TEXT GENERATIONConcurrency Cost:1Model Size:12BQuant:FP8Ctx Length:32kPublished:Mar 14, 2026License:apache-2.0Architecture:Transformer Open Weights Cold

EldritchLabs/MagMalion-Twilight-12B-v1 is a 12 billion parameter language model created by EldritchLabs, merged using the DELLA method from several base models including IntervitensInc/Mistral-Nemo-Base-2407-chatml and PygmalionAI models. This model is partially censored but designed with potential for jailbreaking or ablation. It is optimized for conversational applications, requiring a ChatML chat template for optimal performance.

Loading preview...

MagMalion Twilight 12B v1 Overview

MagMalion Twilight 12B v1 is a 12 billion parameter language model developed by EldritchLabs. It was constructed using the DELLA merge method from MergeKit, combining a diverse set of pre-trained models.

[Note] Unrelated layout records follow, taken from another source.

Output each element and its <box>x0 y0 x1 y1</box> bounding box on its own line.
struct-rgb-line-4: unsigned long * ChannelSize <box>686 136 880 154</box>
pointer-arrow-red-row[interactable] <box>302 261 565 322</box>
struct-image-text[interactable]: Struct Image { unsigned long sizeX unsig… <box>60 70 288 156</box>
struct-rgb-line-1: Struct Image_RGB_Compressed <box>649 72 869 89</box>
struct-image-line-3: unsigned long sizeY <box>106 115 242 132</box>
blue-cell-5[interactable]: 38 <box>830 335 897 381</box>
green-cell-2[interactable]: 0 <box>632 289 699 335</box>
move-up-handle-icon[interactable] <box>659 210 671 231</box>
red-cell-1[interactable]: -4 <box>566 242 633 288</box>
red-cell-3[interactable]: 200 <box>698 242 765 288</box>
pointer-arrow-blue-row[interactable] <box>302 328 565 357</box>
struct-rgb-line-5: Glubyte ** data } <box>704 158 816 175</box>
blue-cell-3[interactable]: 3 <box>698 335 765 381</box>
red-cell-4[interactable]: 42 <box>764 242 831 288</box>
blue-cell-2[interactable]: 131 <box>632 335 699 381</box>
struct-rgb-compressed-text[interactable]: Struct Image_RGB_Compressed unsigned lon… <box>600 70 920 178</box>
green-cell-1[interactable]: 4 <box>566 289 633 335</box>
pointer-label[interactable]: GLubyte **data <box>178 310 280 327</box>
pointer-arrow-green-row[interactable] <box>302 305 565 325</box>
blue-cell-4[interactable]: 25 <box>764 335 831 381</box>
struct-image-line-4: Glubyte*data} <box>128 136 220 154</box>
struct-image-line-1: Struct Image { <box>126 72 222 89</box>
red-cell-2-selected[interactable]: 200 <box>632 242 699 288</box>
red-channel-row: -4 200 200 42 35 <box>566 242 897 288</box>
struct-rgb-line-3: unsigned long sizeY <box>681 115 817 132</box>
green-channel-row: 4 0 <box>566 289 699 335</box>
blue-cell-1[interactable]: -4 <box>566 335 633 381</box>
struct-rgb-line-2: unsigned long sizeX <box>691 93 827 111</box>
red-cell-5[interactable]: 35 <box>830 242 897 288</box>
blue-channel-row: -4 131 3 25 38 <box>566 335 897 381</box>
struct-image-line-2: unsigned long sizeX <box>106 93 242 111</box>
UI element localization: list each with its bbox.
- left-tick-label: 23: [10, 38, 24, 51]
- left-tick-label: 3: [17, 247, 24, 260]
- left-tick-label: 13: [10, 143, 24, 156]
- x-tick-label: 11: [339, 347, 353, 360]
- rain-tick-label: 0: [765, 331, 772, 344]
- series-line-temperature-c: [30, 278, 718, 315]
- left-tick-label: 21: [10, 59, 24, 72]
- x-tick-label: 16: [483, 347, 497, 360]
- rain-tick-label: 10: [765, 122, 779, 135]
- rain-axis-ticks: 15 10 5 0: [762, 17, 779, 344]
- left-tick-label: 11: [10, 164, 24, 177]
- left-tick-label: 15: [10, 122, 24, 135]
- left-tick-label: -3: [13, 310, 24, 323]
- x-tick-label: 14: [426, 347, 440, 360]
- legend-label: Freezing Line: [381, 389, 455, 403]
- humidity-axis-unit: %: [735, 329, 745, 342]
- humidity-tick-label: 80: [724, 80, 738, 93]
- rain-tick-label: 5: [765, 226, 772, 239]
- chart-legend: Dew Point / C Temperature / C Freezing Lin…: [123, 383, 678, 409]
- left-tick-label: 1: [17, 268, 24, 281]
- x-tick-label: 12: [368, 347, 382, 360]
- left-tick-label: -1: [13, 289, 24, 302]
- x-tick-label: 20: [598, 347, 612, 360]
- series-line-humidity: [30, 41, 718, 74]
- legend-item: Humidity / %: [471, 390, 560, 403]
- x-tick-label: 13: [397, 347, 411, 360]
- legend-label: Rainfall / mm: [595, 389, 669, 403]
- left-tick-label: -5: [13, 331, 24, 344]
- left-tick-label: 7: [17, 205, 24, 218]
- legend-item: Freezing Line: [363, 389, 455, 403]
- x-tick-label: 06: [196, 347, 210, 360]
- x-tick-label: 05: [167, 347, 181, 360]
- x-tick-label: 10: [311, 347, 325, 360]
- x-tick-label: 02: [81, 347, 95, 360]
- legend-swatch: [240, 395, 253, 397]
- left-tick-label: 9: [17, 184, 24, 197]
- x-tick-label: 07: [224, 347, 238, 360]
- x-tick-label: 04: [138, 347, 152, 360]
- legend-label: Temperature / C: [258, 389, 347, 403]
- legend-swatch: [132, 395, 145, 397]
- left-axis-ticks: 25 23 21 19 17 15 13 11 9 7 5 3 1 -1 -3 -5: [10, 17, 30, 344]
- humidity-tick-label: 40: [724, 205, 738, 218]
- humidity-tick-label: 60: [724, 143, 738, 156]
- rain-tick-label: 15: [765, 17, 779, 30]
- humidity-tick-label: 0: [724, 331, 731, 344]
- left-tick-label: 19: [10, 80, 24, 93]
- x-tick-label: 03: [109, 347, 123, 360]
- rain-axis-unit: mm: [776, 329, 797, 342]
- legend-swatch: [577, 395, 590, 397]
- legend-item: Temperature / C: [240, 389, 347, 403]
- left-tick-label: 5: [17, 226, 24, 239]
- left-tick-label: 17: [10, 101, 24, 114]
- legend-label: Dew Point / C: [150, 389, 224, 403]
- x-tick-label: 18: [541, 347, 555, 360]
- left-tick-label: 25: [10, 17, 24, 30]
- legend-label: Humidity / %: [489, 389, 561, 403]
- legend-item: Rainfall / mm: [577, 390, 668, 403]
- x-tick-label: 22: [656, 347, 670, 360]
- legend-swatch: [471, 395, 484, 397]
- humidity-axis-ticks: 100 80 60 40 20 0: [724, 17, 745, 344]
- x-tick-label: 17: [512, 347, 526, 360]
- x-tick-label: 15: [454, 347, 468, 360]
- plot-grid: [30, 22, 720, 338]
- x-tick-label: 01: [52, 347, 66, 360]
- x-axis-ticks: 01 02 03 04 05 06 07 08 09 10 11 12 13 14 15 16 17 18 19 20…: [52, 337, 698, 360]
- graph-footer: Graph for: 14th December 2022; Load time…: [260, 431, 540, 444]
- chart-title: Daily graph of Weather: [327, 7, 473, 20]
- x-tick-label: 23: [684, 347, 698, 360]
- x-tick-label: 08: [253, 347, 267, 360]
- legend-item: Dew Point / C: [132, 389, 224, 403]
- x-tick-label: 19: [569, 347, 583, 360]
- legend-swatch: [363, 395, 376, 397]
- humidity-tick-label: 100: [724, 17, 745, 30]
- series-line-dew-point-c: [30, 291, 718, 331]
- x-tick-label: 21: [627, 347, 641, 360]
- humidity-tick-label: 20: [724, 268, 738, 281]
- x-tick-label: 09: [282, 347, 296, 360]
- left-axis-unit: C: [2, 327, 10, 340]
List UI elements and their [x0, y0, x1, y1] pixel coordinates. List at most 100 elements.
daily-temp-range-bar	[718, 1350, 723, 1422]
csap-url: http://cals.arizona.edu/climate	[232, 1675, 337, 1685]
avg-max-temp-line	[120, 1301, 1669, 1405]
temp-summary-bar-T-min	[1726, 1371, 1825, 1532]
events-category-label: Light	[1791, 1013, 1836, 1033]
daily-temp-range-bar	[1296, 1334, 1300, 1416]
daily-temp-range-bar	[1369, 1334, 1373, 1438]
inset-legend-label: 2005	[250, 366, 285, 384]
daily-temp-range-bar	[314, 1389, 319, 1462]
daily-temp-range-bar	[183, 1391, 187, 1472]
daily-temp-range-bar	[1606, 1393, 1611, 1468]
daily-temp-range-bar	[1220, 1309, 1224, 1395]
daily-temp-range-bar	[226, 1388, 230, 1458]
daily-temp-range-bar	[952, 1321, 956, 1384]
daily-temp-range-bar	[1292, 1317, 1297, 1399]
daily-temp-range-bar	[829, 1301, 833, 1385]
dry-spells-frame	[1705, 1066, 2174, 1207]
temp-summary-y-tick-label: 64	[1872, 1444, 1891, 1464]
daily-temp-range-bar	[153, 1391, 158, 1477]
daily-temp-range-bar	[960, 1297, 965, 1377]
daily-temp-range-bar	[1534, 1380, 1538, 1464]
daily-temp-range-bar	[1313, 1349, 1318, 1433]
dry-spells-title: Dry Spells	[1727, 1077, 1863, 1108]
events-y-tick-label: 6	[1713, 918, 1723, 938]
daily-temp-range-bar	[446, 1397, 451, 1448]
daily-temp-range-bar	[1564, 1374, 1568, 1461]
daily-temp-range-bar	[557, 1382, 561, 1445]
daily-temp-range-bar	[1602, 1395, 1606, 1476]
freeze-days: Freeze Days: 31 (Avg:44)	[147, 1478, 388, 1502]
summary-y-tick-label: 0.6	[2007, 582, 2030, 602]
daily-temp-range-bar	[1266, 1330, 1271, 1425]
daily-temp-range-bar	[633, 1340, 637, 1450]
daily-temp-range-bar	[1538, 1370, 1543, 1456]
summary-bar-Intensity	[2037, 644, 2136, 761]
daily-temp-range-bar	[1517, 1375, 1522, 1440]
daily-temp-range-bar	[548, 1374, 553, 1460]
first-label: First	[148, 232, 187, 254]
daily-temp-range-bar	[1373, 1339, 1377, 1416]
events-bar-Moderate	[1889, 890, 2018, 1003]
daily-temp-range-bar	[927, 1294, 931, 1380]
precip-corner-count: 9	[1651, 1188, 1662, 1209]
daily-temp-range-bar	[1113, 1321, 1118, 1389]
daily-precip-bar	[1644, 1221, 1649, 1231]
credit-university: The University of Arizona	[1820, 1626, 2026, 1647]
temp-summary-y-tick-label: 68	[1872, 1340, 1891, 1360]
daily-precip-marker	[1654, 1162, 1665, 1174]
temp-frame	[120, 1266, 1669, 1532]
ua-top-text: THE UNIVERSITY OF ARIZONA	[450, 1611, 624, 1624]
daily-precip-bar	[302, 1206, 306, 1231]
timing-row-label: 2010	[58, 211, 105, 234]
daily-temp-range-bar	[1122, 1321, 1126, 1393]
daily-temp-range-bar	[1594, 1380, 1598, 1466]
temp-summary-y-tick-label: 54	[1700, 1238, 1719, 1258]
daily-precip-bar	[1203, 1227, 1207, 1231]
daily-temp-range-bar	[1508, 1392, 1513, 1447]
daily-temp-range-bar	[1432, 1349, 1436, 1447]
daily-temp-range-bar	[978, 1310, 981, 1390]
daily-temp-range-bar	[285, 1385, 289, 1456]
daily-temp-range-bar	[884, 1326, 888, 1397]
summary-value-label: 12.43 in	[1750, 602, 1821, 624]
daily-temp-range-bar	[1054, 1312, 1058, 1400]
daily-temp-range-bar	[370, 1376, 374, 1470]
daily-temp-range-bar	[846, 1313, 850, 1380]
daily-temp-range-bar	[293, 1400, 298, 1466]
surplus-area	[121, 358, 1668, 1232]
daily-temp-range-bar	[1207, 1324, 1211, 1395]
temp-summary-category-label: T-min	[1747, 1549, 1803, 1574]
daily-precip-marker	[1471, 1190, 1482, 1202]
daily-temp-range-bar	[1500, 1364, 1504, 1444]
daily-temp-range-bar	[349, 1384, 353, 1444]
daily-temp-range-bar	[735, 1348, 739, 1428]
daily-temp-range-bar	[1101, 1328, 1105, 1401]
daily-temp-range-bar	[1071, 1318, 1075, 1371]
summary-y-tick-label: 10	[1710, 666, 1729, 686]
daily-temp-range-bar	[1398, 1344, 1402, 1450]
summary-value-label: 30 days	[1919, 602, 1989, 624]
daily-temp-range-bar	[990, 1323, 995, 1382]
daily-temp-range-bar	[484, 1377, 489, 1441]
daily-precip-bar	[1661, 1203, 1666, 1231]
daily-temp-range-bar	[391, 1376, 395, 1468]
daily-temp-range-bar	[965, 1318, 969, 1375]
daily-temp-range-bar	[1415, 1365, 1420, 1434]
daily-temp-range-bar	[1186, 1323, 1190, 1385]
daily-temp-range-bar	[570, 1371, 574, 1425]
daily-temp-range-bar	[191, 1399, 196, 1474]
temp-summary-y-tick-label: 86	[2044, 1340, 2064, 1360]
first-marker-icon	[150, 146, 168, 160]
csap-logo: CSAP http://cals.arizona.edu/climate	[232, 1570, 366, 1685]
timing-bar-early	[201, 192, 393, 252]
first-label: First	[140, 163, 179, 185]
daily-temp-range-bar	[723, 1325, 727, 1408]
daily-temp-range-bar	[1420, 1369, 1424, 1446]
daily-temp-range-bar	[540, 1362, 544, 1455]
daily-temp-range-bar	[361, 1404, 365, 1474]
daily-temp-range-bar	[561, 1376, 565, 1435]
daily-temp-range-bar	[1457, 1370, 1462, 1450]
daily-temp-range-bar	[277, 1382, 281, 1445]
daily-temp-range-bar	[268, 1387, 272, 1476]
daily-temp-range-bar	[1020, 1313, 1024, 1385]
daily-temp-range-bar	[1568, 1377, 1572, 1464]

The base model for this merge was IntervitensInc/Mistral-Nemo-Base-2407-chatml, integrated with other models such as GreenerPastures/Golden-Curry-12B, inflatebot/MN-12B-Mag-Mell-R1, Sao10K/MN-12B-Lyra-v2a1, ChaoticNeutrals/Mag-Mell-Reasoner-12B, and several models from Epiculous and PygmalionAI (Pygmalion-3-12B, Eleusis-12B).

Key Characteristics

  • Merge Method: Utilizes the advanced DELLA merge technique, as detailed in this paper.
  • Parameter Count: A substantial 12 billion parameters, offering a balance of capability and efficiency.
  • Context Length: Supports a context window of 32768 tokens.
  • Chat Template: Specifically requires the ChatML chat template for proper interaction and performance.
  • Censorship: The model is partially censored, but the developers note it can be jailbroken or ablated if specific use cases require it.

Ideal Use Cases

MagMalion Twilight 12B v1 is well-suited for applications requiring:

  • Conversational AI: Its design and ChatML requirement suggest strong performance in dialogue systems and chatbots.
  • Exploration of Model Merging: Developers interested in the results of complex model merges, particularly those using the DELLA method, will find this model valuable.
  • Customizable Content Generation: Given its partially censored nature and the mention of potential ablation, it could be adapted for various content generation tasks where control over output filtering is desired.